Les deserts médicaux

Lequotidiendumedecin.fr : 30 généralistes salariés, 4 pôles : le centre de santé de Saône-et-Loire lancé à plein régime

il y a 2 mois, par infosecusanté

30 généralistes salariés, 4 pôles : le centre de santé de Saône-et-Loire lancé à plein régime

Martin Dumas Primbault

07.09.2018

Première mission accomplie pour le centre de santé multisite de Saône-et-Loire ! L’objectif de 30 médecins recrutés avant la fin de l’année 2018 est atteint. C’est André Accary (LR), le président du conseil départemental qui l’a annoncé fièrement en cette rentrée, revendiquant la santé insolente de son projet.

Initié en juin 2017 et opérationnel depuis janvier, ce projet de centre de santé départemental multisite est inédit. Il consiste à salarier des médecins directement par le département, pour les répartir ensuite sur le territoire en fonction des besoins.

Installés dans quatre pôles pour l’instant, ces médecins ont vocation à exercer dans des dizaines d’antennes qui commencent à fleurir dans tout le département. Salariés sous le statut de fonctionnaires territoriaux, les généralistes travaillent aux 35 heures pour un salaire mensuel net allant de 4 000 à 6 000 euros selon l’expérience. Un barème calqué sur celui de la fonction publique hospitalière et qui semble suffisamment attractif pour assurer le succès de l’opération.

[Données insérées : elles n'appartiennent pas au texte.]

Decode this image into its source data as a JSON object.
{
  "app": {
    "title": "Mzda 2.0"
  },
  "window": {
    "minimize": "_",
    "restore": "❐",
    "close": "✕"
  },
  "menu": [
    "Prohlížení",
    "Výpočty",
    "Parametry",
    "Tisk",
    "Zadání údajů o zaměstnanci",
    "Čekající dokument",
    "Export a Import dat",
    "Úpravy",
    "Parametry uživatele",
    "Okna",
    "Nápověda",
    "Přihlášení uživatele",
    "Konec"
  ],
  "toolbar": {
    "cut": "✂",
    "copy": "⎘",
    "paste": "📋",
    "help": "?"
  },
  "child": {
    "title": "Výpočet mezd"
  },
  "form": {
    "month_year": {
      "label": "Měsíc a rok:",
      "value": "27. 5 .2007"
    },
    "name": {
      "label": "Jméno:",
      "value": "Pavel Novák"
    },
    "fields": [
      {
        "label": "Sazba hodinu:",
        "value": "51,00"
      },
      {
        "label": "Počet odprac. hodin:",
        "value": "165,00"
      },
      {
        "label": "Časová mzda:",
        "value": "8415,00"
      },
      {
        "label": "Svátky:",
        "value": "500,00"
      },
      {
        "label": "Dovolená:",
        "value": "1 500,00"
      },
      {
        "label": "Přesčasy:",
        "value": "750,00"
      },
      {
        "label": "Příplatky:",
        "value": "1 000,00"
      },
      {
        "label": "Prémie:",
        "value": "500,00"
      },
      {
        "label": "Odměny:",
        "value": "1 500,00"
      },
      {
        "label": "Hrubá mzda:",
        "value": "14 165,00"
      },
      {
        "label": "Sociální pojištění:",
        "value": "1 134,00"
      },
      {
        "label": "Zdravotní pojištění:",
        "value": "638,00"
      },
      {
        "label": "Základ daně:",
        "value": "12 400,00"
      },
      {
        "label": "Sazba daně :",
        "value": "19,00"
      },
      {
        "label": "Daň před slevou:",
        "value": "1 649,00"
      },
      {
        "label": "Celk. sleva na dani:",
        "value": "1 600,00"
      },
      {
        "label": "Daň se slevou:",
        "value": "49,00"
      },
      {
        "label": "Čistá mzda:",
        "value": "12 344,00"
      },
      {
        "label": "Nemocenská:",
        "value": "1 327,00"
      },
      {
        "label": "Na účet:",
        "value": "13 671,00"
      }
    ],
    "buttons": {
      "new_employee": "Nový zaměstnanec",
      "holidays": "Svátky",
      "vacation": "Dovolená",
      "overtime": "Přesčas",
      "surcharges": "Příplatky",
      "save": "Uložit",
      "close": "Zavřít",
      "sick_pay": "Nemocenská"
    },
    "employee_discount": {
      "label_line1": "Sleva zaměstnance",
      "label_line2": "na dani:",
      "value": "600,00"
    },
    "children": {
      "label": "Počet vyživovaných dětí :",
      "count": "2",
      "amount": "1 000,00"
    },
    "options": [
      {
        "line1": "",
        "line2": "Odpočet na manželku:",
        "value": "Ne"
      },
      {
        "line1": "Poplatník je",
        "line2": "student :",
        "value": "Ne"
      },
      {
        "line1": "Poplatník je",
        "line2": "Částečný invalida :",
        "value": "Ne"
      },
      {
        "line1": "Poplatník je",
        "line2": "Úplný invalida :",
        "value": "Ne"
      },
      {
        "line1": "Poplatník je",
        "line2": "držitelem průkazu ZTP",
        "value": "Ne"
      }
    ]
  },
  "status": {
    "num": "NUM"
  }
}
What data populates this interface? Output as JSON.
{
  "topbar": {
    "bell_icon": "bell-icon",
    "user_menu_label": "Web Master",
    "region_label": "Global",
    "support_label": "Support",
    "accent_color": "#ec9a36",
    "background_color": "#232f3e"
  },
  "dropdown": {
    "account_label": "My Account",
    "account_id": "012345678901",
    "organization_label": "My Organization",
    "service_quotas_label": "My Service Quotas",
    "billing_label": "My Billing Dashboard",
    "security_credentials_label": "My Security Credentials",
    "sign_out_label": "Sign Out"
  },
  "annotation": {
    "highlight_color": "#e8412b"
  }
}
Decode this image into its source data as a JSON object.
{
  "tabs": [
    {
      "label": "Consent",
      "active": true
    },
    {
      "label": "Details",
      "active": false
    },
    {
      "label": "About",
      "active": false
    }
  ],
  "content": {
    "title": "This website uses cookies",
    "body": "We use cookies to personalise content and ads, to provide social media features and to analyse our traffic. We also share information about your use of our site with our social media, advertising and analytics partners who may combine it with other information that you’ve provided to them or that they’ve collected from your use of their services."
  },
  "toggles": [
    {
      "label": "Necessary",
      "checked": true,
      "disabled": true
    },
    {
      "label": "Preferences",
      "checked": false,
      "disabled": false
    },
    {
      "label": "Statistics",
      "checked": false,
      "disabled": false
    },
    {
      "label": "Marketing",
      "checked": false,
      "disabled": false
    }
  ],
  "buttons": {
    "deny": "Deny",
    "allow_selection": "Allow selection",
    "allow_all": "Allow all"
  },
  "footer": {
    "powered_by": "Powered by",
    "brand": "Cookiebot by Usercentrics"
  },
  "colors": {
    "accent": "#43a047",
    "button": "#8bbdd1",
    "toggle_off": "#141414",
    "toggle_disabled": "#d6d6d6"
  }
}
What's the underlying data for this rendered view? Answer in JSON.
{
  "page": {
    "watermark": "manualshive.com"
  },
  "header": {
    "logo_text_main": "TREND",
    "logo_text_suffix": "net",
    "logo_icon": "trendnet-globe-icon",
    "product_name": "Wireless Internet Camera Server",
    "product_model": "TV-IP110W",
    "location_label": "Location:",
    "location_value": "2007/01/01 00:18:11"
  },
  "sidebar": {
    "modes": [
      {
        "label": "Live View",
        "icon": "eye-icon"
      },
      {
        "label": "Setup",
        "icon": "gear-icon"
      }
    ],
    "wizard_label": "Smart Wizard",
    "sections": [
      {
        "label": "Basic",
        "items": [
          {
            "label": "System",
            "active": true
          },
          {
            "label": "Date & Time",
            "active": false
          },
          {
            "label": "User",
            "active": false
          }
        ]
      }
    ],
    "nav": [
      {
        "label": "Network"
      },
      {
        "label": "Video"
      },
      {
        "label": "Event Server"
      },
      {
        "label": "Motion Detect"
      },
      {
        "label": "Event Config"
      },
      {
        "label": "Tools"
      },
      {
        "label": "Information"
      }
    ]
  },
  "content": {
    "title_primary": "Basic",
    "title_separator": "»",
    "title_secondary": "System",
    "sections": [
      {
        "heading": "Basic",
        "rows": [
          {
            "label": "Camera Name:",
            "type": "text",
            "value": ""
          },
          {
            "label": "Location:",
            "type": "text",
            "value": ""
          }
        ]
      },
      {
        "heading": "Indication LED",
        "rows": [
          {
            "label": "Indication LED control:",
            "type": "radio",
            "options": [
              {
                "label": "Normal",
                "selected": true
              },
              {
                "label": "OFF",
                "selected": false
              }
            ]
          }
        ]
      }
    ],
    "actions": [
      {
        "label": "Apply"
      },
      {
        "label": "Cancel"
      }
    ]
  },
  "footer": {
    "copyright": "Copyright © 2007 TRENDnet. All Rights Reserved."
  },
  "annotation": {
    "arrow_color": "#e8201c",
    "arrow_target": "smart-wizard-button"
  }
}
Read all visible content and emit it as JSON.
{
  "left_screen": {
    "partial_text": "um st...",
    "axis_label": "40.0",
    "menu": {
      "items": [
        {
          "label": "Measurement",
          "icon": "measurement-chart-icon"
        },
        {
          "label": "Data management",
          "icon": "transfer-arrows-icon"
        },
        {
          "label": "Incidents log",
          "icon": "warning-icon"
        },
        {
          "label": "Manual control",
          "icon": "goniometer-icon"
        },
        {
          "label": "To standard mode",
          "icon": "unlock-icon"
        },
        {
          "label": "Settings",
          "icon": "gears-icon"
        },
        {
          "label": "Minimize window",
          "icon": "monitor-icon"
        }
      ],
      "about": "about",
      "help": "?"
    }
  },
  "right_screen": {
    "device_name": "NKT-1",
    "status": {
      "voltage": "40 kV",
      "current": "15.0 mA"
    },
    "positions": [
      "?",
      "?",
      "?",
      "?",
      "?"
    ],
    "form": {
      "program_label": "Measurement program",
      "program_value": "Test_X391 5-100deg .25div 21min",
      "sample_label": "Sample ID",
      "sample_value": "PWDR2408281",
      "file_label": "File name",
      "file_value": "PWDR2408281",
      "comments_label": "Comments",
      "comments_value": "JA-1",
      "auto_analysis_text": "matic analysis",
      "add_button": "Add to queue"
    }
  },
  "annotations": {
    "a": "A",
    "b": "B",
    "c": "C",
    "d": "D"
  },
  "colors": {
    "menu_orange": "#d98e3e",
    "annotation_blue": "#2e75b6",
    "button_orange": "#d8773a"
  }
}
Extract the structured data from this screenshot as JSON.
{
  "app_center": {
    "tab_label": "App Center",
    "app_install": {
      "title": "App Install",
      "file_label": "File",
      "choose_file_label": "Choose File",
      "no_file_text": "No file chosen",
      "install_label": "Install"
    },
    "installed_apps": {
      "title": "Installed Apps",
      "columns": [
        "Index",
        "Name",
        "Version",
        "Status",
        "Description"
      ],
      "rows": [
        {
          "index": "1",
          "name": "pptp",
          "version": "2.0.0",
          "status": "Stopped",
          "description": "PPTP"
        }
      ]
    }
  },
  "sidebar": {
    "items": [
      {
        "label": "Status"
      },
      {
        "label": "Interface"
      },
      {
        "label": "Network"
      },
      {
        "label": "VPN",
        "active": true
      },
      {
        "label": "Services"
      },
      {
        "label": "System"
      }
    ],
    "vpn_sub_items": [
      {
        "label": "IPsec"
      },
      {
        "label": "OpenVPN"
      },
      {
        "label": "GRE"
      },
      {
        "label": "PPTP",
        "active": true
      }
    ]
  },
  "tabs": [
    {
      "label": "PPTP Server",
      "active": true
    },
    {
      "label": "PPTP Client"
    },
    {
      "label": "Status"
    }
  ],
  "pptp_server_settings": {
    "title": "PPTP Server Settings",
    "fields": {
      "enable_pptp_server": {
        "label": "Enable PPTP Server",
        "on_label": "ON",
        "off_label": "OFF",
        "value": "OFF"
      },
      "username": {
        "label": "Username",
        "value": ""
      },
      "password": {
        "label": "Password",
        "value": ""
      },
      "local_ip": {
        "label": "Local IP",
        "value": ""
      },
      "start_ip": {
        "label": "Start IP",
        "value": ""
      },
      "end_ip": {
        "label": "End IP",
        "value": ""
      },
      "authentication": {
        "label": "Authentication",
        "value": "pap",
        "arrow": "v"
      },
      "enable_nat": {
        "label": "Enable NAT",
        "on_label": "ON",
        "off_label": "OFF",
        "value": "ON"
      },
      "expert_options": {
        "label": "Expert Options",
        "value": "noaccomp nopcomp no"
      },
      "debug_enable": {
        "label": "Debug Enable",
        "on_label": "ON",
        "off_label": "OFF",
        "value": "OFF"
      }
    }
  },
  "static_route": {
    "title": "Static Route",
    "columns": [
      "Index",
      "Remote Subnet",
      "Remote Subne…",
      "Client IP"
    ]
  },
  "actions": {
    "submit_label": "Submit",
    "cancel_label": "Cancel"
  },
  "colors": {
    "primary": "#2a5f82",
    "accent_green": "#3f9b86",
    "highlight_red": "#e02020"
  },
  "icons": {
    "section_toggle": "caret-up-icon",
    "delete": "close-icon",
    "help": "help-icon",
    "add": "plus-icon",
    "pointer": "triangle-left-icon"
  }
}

« Je ne m’arrêterai que quand j’aurai assez de médecins »

De fait, le recrutement, qui avait commencé dès septembre 2017, s’est révélé fructueux. Vingt premiers généralistes exercent depuis janvier dans les quatre pôles de Digoin, Autun, Chalon et Montceau.

Respectant l’échéance qu’il s’était fixée, André Accary a annoncé la semaine dernière l’arrivée de dix nouveaux médecins d’ici à la fin de l’année. Mais il ne compte pas en rester là ! Joint par « le Quotidien », le président du conseil départemental se veut clair : « Je ne m’arrêterai que quand j’aurai assez de médecins sur le terrain. » Pour autant, il n’entend pas entraver l’installation de praticiens libéraux sur son territoire. « À partir du moment où il y a un projet de médecine libérale classique, je me retire ou je n’ouvre pas d’antenne. »

Bientôt un cinquième pôle

Le recrutement ayant atteint son rythme de croisière, il faut désormais ouvrir les 45 antennes territoriales visées par le département. Son président s’y emploie sans traîner. Après l’ouverture « symbolique » en juin d’une première à Saint-Léger-sous-Beuvray, André Accary devait inaugurer celle du Creusot et celle de Champforgeuil. Compte tenu des distances de trajet entre les pôles, « résidences administratives » des médecins et les antennes, « dans lesquelles ils doivent se déplacer tous les matins », André Accary envisage de faire de celle du Creusot un cinquième pôle « d’ici à trois mois ».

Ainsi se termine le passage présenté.